Spotkanie świetnie rozpoczął Marcin Waliński, zagrywając asa serwisowego. W ataku jednak z początku skuteczniejsi byli bełchatowianie i to oni nadawali ton grze (6:4). Po naszej stronie punktowali Remigiusz Kapica w ataku oraz Florian Krage w zagrywce i bloku, jednak kilkupunktowa przewaga rywali się utrzymywała. W końcówce doszliśmy bełchatowian na dwa oczka, ale nie udało się zwyciężyć.

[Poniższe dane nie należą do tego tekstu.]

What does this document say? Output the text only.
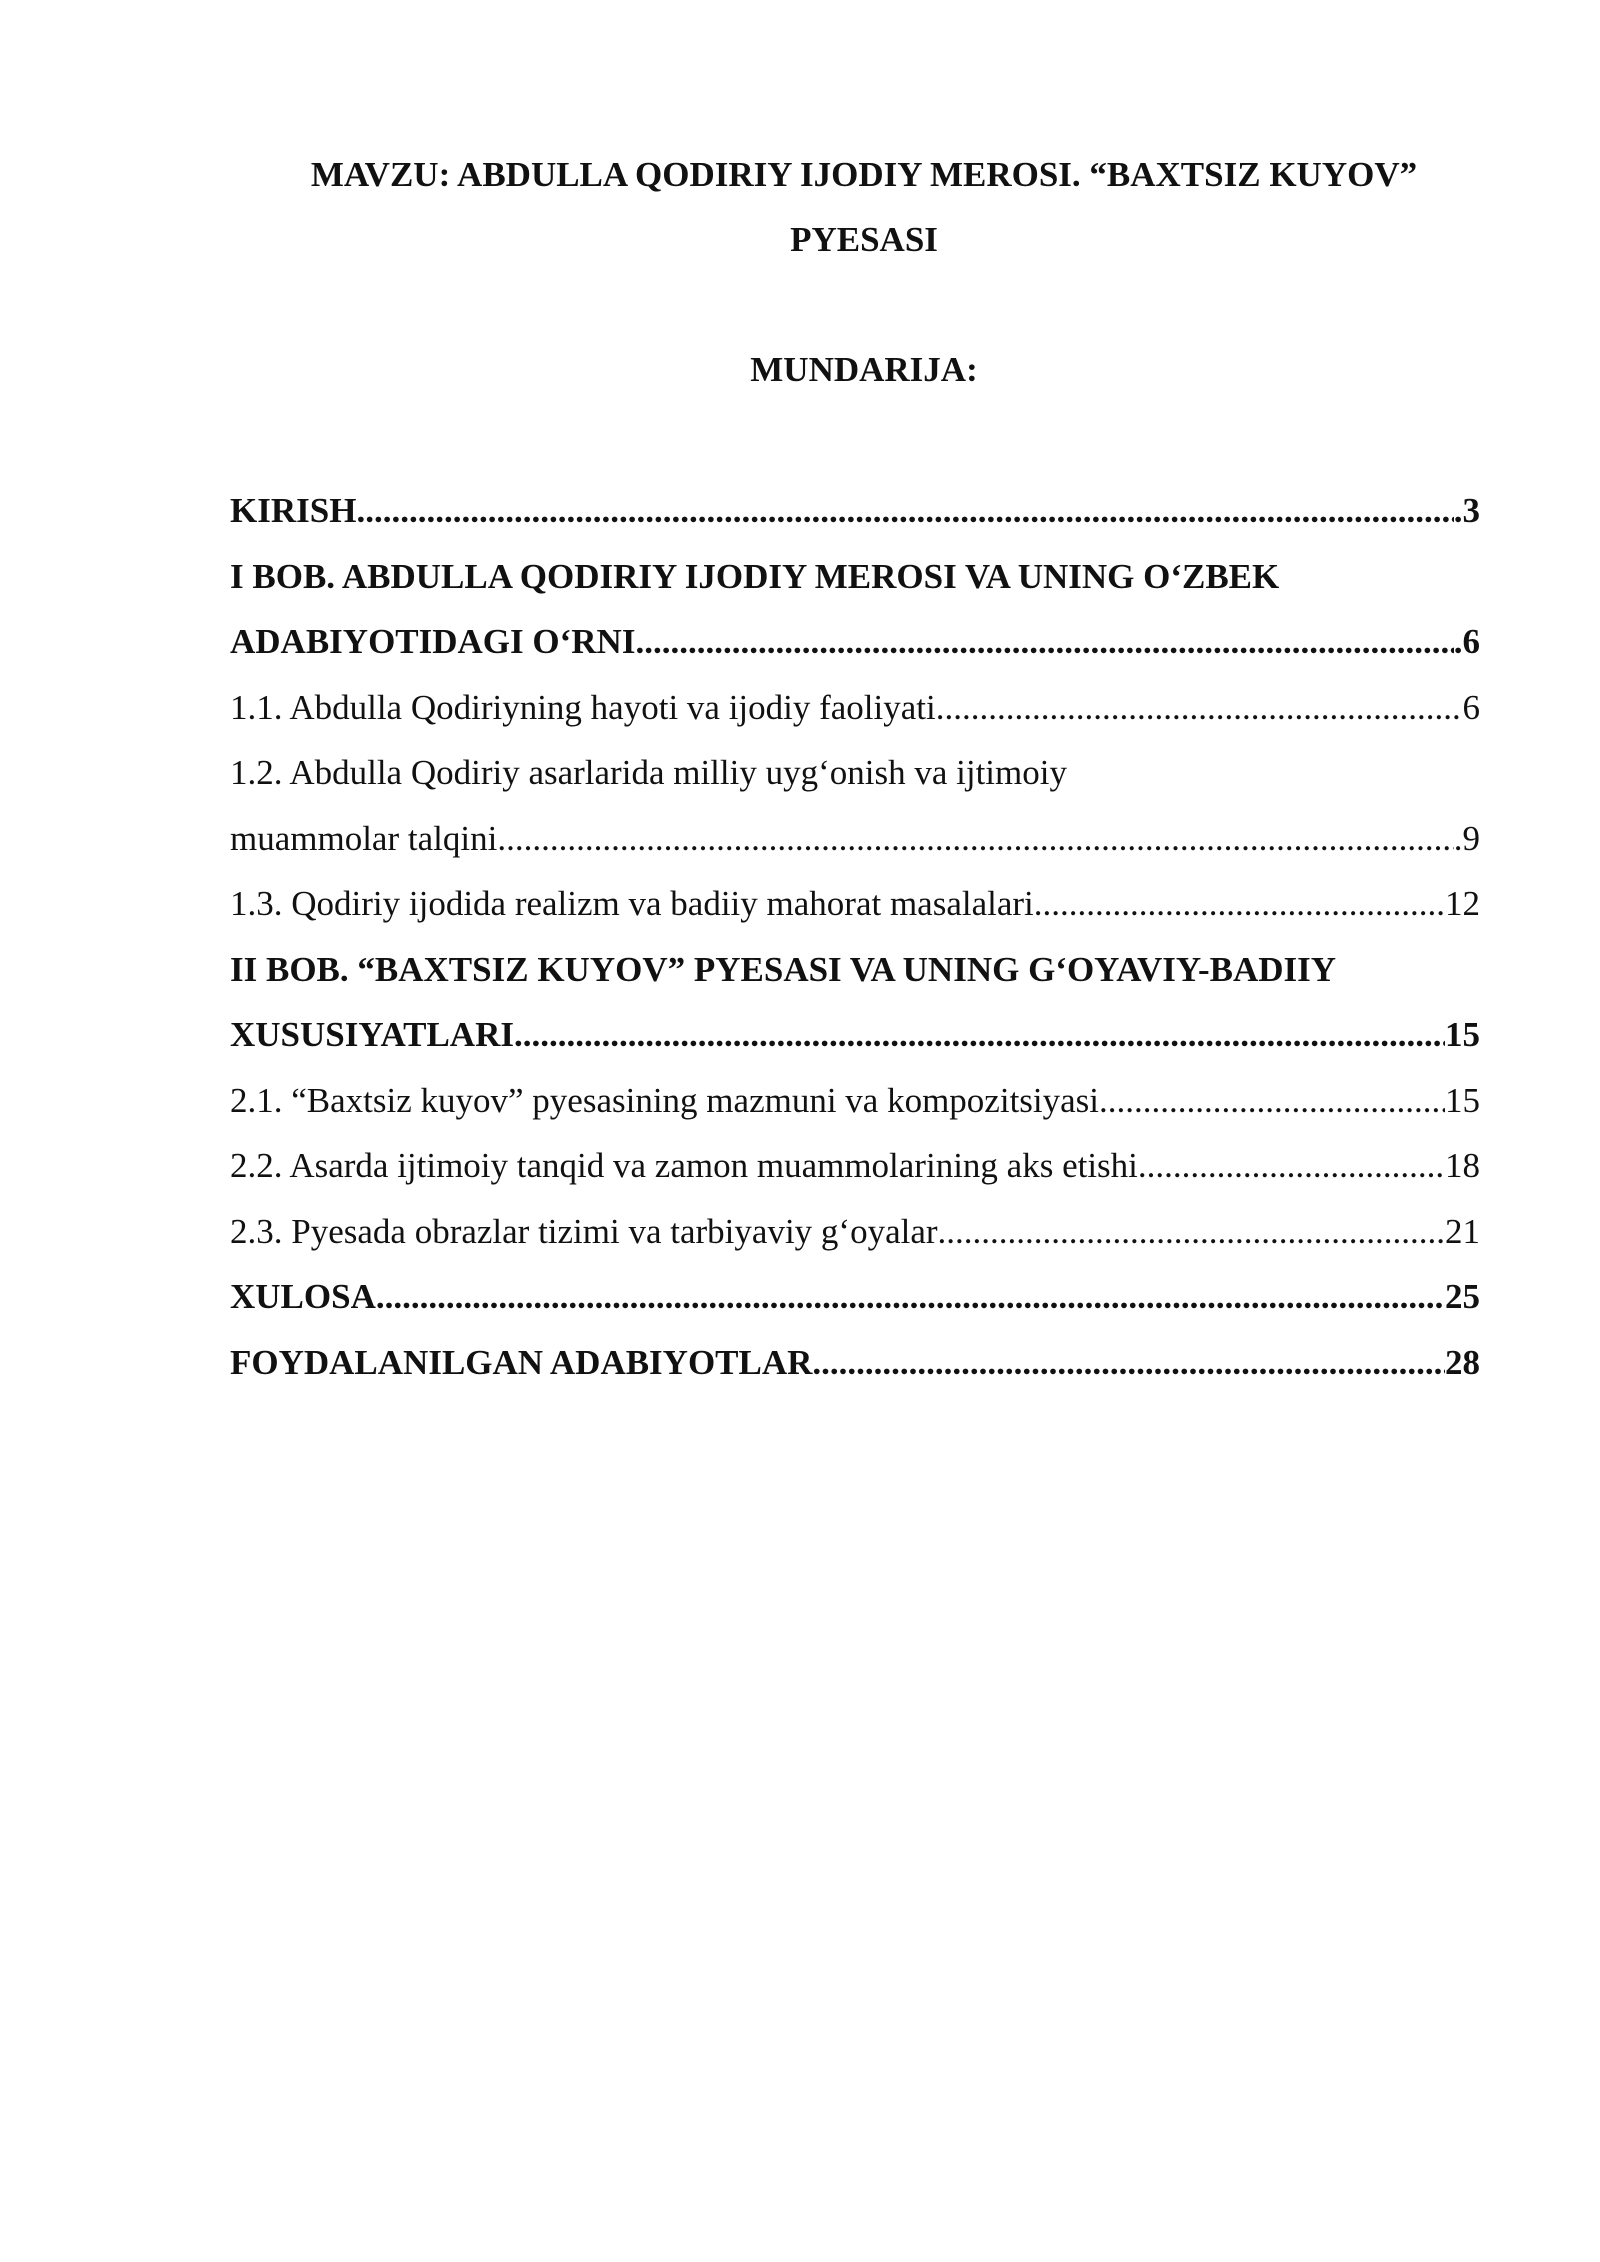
MAVZU: ABDULLA QODIRIY IJODIY MEROSI. “BAXTSIZ KUYOV”
PYESASI
MUNDARIJA:
KIRISH .....	.3
I BOB. ABDULLA QODIRIY IJODIY MEROSI VA UNING O‘ZBEK
ADABIYOTIDAGI O‘RNI .....	.6
1.1. Abdulla Qodiriyning hayoti va ijodiy faoliyati .....	6
1.2. Abdulla Qodiriy asarlarida milliy uyg‘onish va ijtimoiy
muammolar talqini .....	.9
1.3. Qodiriy ijodida realizm va badiiy mahorat masalalari .....	12
II BOB. “BAXTSIZ KUYOV” PYESASI VA UNING G‘OYAVIY-BADIIY
XUSUSIYATLARI .....	15
2.1. “Baxtsiz kuyov” pyesasining mazmuni va kompozitsiyasi .....	15
2.2. Asarda ijtimoiy tanqid va zamon muammolarining aks etishi .....	18
2.3. Pyesada obrazlar tizimi va tarbiyaviy g‘oyalar .....	21
XULOSA .....	25
FOYDALANILGAN ADABIYOTLAR .....	28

Po przerwie wyszliśmy na parkiet zmotywowani i żądni zwycięstwa. Utrzymywaliśmy kontakt z PGE Skrą, a wynik wahał się w granicach remisu (6:6). Niestety chwilę później serię punktów zanotowała Skra i wynik nieco odskoczył. Przewagę w części zniwelowaliśmy, ale nie udało się wyrównać. Trener Paweł Rusek zastosował zmiany i na parkiet wkroczyli Przemysław Stępień i Kamil Maruszczyk. Losów seta odwrócić się udało, ale w grze naszych coś się ruszyło.

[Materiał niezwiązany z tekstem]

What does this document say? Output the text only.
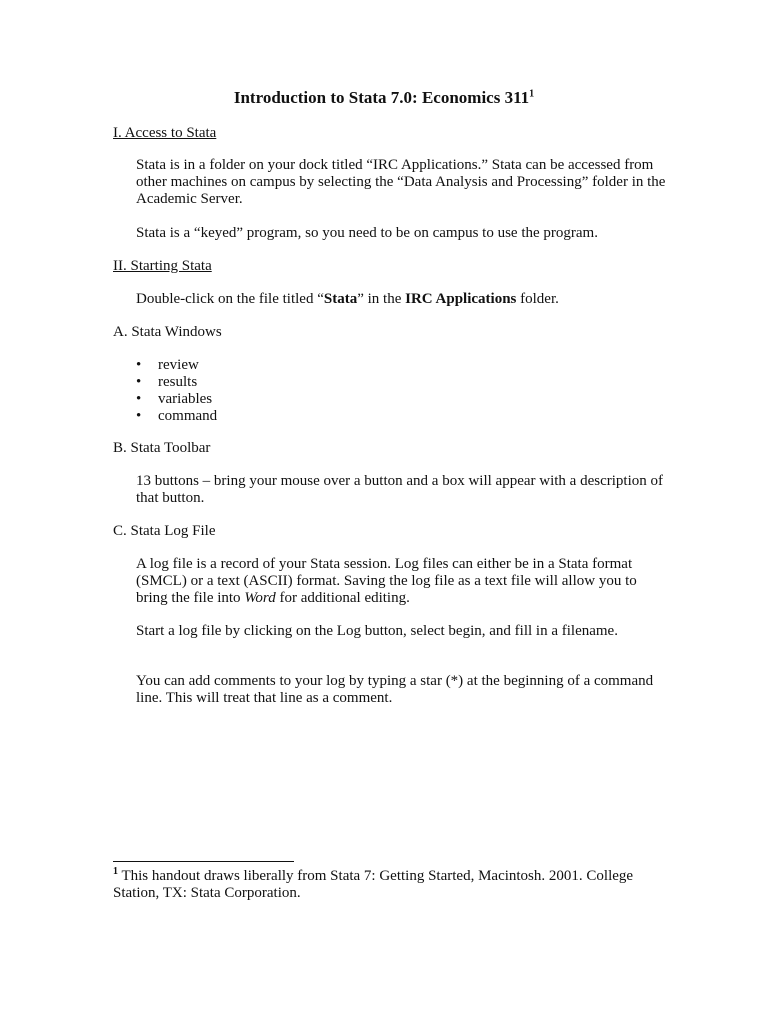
Introduction to Stata 7.0: Economics $311^1$
I. Access to Stata

Stata is in a folder on your dock titled “IRC Applications.” Stata can be accessed from other machines on campus by selecting the “Data Analysis and Processing” folder in the Academic Server.

Stata is a “keyed” program, so you need to be on campus to use the program.

II. Starting Stata

Double-click on the file titled “Stata” in the IRC Applications folder.

A. Stata Windows
• review
• results
• variables
• command
B. Stata Toolbar

13 buttons – bring your mouse over a button and a box will appear with a description of that button.

C. Stata Log File

A log file is a record of your Stata session. Log files can either be in a Stata format (SMCL) or a text (ASCII) format. Saving the log file as a text file will allow you to bring the file into Word for additional editing.

Start a log file by clicking on the Log button, select begin, and fill in a filename.

You can add comments to your log by typing a star (*) at the beginning of a command line. This will treat that line as a comment.

$^1$ This handout draws liberally from Stata 7: Getting Started, Macintosh. 2001. College Station, TX: Stata Corporation.
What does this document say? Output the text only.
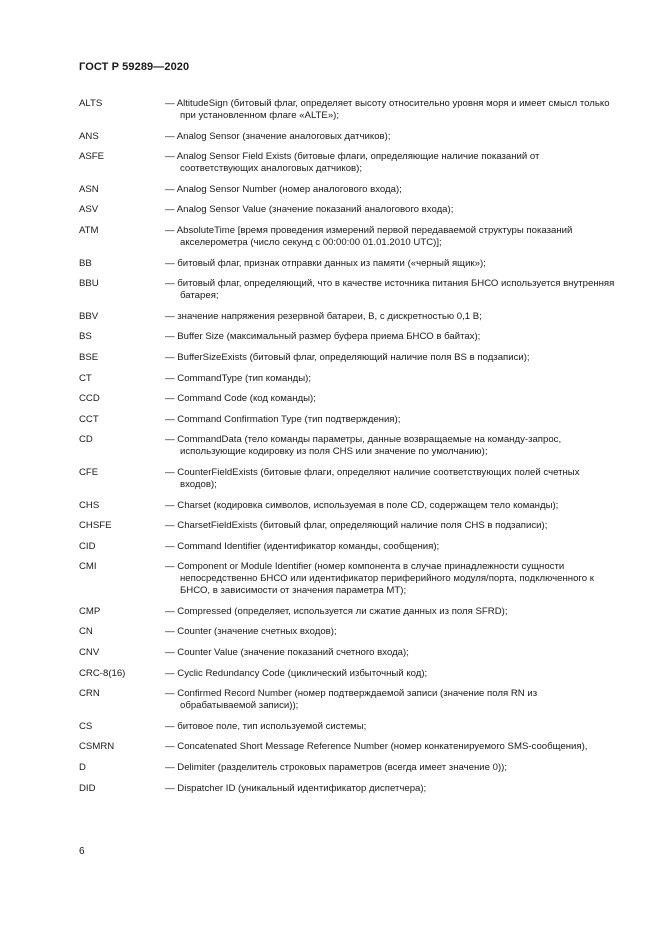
ГОСТ Р 59289—2020
ALTS	— AltitudeSign (битовый флаг, определяет высоту относительно уровня моря и имеет смысл только при установленном флаге «ALTE»);
ANS	— Analog Sensor (значение аналоговых датчиков);
ASFE	— Analog Sensor Field Exists (битовые флаги, определяющие наличие показаний от соответствующих аналоговых датчиков);
ASN	— Analog Sensor Number (номер аналогового входа);
ASV	— Analog Sensor Value (значение показаний аналогового входа);
ATM	— AbsoluteTime [время проведения измерений первой передаваемой структуры показаний акселерометра (число секунд с 00:00:00 01.01.2010 UTC)];
BB	— битовый флаг, признак отправки данных из памяти («черный ящик»);
BBU	— битовый флаг, определяющий, что в качестве источника питания БНСО используется внутренняя батарея;
BBV	— значение напряжения резервной батареи, В, с дискретностью 0,1 В;
BS	— Buffer Size (максимальный размер буфера приема БНСО в байтах);
BSE	— BufferSizeExists (битовый флаг, определяющий наличие поля BS в подзаписи);
CT	— CommandType (тип команды);
CCD	— Command Code (код команды);
CCT	— Command Confirmation Type (тип подтверждения);
CD	— CommandData (тело команды параметры, данные возвращаемые на команду-запрос, использующие кодировку из поля CHS или значение по умолчанию);
CFE	— CounterFieldExists (битовые флаги, определяют наличие соответствующих полей счетных входов);
CHS	— Charset (кодировка символов, используемая в поле CD, содержащем тело команды);
CHSFE	— CharsetFieldExists (битовый флаг, определяющий наличие поля CHS в подзаписи);
CID	— Command Identifier (идентификатор команды, сообщения);
CMI	— Component or Module Identifier (номер компонента в случае принадлежности сущности непосредственно БНСО или идентификатор периферийного модуля/порта, подключенного к БНСО, в зависимости от значения параметра MT);
CMP	— Compressed (определяет, используется ли сжатие данных из поля SFRD);
CN	— Counter (значение счетных входов);
CNV	— Counter Value (значение показаний счетного входа);
CRC-8(16)	— Cyclic Redundancy Code (циклический избыточный код);
CRN	— Confirmed Record Number (номер подтверждаемой записи (значение поля RN из обрабатываемой записи));
CS	— битовое поле, тип используемой системы;
CSMRN	— Concatenated Short Message Reference Number (номер конкатенируемого SMS-сообщения),
D	— Delimiter (разделитель строковых параметров (всегда имеет значение 0));
DID	— Dispatcher ID (уникальный идентификатор диспетчера);
6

W trzecim secie w podstawowym składzie wyszedł Przemysław Stępień i nasza gra wyglądała dużo lepiej. W momencie, gdy nasz polski rozgrywający wszedł w pole zagrywki, zanotowaliśmy serię pięciopunktową, wychodząc na prowadzenie 14:7. Skra jednak nie pozostała dłużna i doprowadziła do remisu 19:19. Skuteczny blok Floriana Krage znów dał nam prowadzenie, a dodatkowo pewność siebie, która doprowadziła nas do zwycięstwa.
W czwartym secie poszliśmy za ciosem i to my dominowaliśmy na parkiecie (12:8). PGE Skra robiła co w swojej mocy, ale nie była w stanie zrównać się z naszą rozpędzoną ekipą z Marcinem Walińskim na czele. Rywale wyrównali dopiero przy stanie 17:17 i zapowiadała się emocjonująca końcówka. Kilka minut później wciąż był remis 22:22, a obie ekipy zażarcie walczyły o punkty, doprowadzając do gry na przewagi. O zwycięstwie bełchatowian zadecydowały detale.
MVP: Dick Kooy
Cuprum Lubin – PGE Skra Bełchatów 1:3 (22:25, 19:25, 25:22, 25:27)

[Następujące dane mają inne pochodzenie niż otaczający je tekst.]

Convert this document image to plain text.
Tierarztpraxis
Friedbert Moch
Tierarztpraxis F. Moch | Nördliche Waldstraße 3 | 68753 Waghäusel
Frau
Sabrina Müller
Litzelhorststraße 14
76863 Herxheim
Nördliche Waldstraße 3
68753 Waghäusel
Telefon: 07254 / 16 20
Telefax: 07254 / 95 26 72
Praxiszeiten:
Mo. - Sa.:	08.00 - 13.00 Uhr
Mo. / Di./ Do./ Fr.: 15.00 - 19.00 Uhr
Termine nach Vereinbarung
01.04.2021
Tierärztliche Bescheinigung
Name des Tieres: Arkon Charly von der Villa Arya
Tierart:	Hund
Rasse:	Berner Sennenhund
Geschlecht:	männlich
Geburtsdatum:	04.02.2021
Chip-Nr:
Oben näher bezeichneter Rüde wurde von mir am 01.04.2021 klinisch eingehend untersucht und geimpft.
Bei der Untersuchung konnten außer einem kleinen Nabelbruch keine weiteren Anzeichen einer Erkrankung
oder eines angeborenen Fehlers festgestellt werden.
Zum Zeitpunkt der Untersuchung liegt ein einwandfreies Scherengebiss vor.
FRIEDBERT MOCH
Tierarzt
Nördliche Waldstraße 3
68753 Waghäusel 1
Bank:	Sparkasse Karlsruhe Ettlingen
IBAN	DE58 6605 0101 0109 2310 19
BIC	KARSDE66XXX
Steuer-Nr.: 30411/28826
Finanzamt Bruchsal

Cuprum: Waliński (19), Ferens (13), Sekita, Pietraszko (6), Kapica (16), Krage (8), Sas (L), Szymura (L) oraz Maruszczyk, Gunia (3), Stępień (1).
PGE Skra: Kłos (10), Kooy (15), Ebadipour (14), Atanasijević (19), Łomacz, Bieniek (12), Piechocki (L) oraz Schulz (1), Mitić.